Gordon Nelson and John McKinney

THE Construction Industry Coronavirus (CICV) Forum has welcomed a call by the Scottish Government’s housing minister Kevin Stewart for a reduction of VAT on repairs and maintenance.

The industry collective has backed a letter which the minister sent to the UK secretary to the treasury, pressing for a reduced rate on renovations, as well as expanded eligibility criteria and the scrapping of VAT on energy-efficiency measures.

The Forum said the minister’s call ‘echoes the findings’ of its recent economic multiplier report, which said that if VAT was cut from 20% to 5% on the sector it could generate between £80 million and £400 million in Scottish GVA and support between 1,500-7,500 full-time equivalent Scottish jobs.

Gordon Nelson, Scotland director of Forum member the Federation of Master Builders, said, “This letter echoes both the findings of the CICV Forum report and the thoughts of many across the industry in Scotland, who believe it would play a vital role in aiding a green recovery. Cutting VAT on repairs and maintenance would stimulate consumer demand for domestic energy efficiency improvements and generate a welcome pipeline of works to help SMEs in the construction industry recover from the impact of Covid-19.

“It would also bring additional benefits such as the protection of jobs and enabling the construction industry, and SMEs in particular, to help to play their part in delivering a green recovery.”

In his letter to the treasury, Mr Stewart said, “Reductions in VAT on household repairs would help incentivise the renovation of homes in Scotland, improving their quality, and helping to make Scotland’s housing more energy efficient and responsive to the challenges of climate change and the transition to net zero.”

John McKinney, Scotland manager of the NFRC, another CICV Forum member, said it reinforced the findings of the recent Forum report conducted by the Fraser of Allander Institute.

He explained, “The first step to a home being energy efficient is for it to be wind and watertight.
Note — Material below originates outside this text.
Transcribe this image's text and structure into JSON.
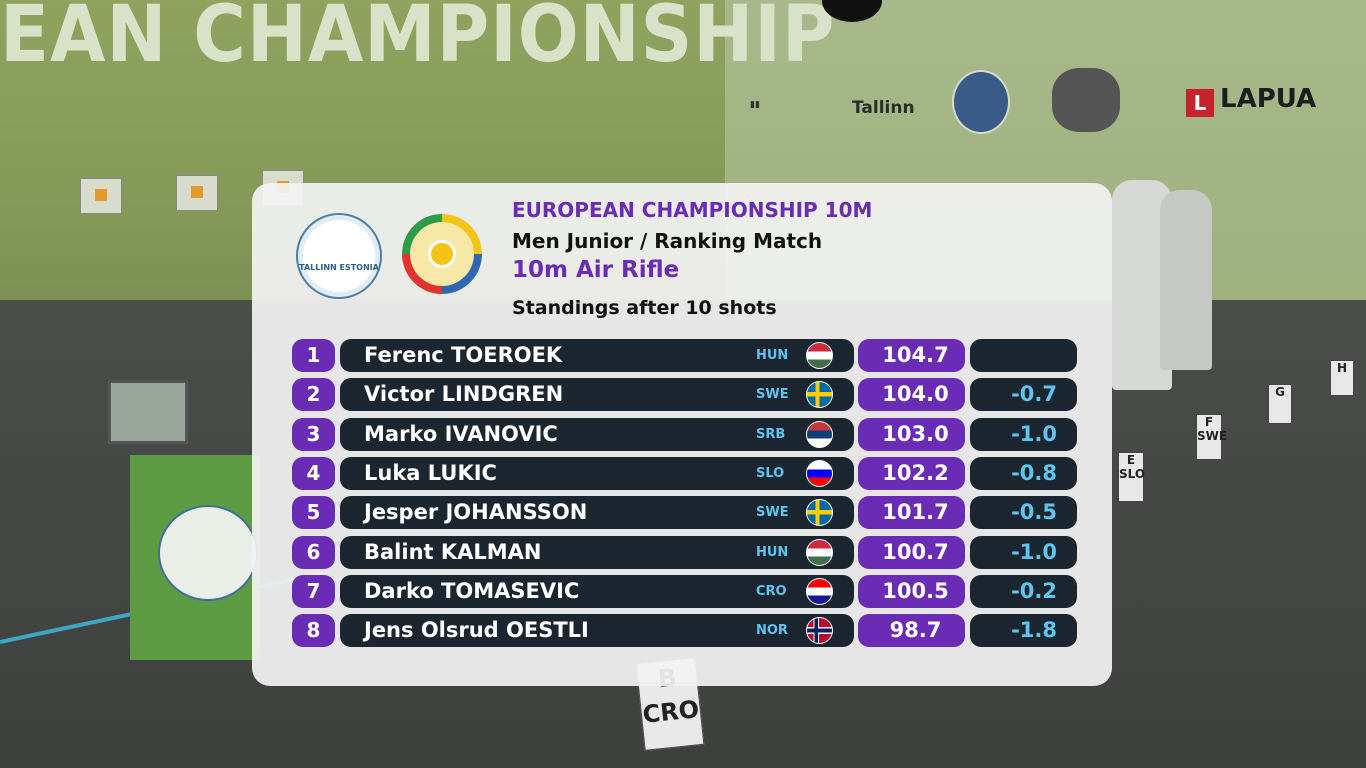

According to the Scottish Housing Condition Survey, 52% of Scotland’s homes are not wind and watertight with the cost often being sighted as an obstacle. A removal of VAT from energy-saving measures will make such work more affordable for many and, in doing so, stimulate the market, which the Fraser of Allander Institute report demonstrates will have a significant positive impact on the Scottish economy.

“Addressing energy efficiency and stimulating the economy is the very definition of the green recovery, so this move would be an extremely welcome move that would benefit everyone.”

The recent CICV Forum report was commissioned with funding by Construction Scotland Innovation Centre (CSIC) though an i-Con Challenge Innovation Grant aimed at helping the sector to recover from the pandemic.